Sie runzelte mit gespielter Verwirrung die Stirn. »Meinen Freund? Nein, ich dachte eher an mich selbst.«

Er warf den Kopf in den Nacken und lachte, dann prostete er ihr mit seinem Becher zu.

»Auf Sonea – eine Frau von geringem Ehrgeiz. Zuerst Magierin, dann Diebin.«

Gemeinsam leerten sie ihre Becher, dann senkte Faren den Blick auf den Tisch. Er streckte die Hand aus und zog das Buch zu sich heran.

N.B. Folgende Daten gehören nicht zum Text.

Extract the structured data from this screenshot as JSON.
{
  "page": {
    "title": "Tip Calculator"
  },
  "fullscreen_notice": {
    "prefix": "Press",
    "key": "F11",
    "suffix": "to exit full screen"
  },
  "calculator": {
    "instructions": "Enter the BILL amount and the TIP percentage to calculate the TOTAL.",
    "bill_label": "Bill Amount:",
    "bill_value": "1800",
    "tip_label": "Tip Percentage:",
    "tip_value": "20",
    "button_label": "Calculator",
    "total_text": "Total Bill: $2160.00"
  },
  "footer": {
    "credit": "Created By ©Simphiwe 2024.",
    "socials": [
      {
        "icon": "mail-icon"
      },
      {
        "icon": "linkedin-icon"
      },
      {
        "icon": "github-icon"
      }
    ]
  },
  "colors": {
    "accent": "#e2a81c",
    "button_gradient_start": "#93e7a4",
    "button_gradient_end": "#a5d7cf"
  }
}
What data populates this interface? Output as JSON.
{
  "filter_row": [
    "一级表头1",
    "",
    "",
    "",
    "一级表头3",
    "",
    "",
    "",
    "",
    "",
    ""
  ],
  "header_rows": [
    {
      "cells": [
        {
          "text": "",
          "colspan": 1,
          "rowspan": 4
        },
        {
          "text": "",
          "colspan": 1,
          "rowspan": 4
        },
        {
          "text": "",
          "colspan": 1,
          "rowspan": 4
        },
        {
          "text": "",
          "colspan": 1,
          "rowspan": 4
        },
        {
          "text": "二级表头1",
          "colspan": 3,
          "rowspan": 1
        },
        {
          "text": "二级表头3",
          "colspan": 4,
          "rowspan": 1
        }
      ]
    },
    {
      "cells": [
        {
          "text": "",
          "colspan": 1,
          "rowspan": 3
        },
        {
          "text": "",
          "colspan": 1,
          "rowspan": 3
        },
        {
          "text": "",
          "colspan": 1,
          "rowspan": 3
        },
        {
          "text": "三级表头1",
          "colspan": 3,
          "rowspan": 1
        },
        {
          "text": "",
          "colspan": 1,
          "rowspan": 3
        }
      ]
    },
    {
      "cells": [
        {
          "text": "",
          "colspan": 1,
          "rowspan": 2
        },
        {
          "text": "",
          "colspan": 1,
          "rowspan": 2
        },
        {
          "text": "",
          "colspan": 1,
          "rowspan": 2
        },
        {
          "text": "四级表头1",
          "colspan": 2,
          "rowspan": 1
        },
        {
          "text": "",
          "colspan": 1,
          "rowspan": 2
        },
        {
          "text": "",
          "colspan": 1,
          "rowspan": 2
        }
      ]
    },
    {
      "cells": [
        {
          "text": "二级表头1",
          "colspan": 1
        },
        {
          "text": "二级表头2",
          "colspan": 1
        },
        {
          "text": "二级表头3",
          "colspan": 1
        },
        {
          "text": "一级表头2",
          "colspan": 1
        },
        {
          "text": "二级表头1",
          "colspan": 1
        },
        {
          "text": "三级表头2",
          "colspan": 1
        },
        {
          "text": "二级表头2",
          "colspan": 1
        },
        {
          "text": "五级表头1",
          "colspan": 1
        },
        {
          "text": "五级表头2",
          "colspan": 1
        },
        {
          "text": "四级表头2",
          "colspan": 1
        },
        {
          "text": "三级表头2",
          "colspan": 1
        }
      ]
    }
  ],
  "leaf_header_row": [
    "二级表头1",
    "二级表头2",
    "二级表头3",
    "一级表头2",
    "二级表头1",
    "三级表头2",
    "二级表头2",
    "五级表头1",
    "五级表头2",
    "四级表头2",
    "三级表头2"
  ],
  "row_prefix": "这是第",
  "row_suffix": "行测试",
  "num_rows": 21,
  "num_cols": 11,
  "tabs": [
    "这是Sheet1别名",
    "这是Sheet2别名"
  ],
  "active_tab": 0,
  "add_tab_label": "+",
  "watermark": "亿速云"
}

»Es ergibt immer noch keinen Sinn für dich?«

Sie seufzte. »Manche dieser Dinge kann nicht einmal Serin verstehen. Das Buch ist für jemanden geschrieben, der mehr weiß als ich. Ich brauche etwas für Anfänger. Ist Cery irgendwie weitergekommen?«

Er schüttelte den Kopf. »Es wäre vielleicht besser gewesen, wenn du deine Übungen fortgesetzt hättest. Auf diese Weise hätte die Gilde etwas zu tun gehabt. In den letzten Wochen haben sie jede Pfandleihe innerhalb und außerhalb der Mauern durchsucht. Falls es noch irgendwelche Bücher über Magie in der Stadt gab, sind sie inzwischen verschwunden.«

Sonea seufzte und presste sich die Hände auf die Schläfen. »Was tun die Magier jetzt?«

»Sie schnüffeln immer noch in den Hütten herum«, antwortete er. »Und warten wahrscheinlich darauf, dass du deine Magie benutzt.«

Sonea dachte an ihre Tante und ihren Onkel und an das Kind, das die beiden erwarteten. Solange die Magier ihre Suche fortsetzten, würde sie sie nicht besuchen können. Wie sehr sie sich danach sehnte, mit den beiden zu reden! Sie blickte auf das Buch hinab, und plötzlich stieg Ärger in ihr auf. »Werden sie denn niemals aufgeben?«

Plötzlich hallte ein lautes Krachen durch den Raum, gefolgt von einem leisen Aufschlag von etwas, das zu Boden fiel. Sonea sprang auf und sah die Splitter einer weißen Keramikvase vor sich liegen.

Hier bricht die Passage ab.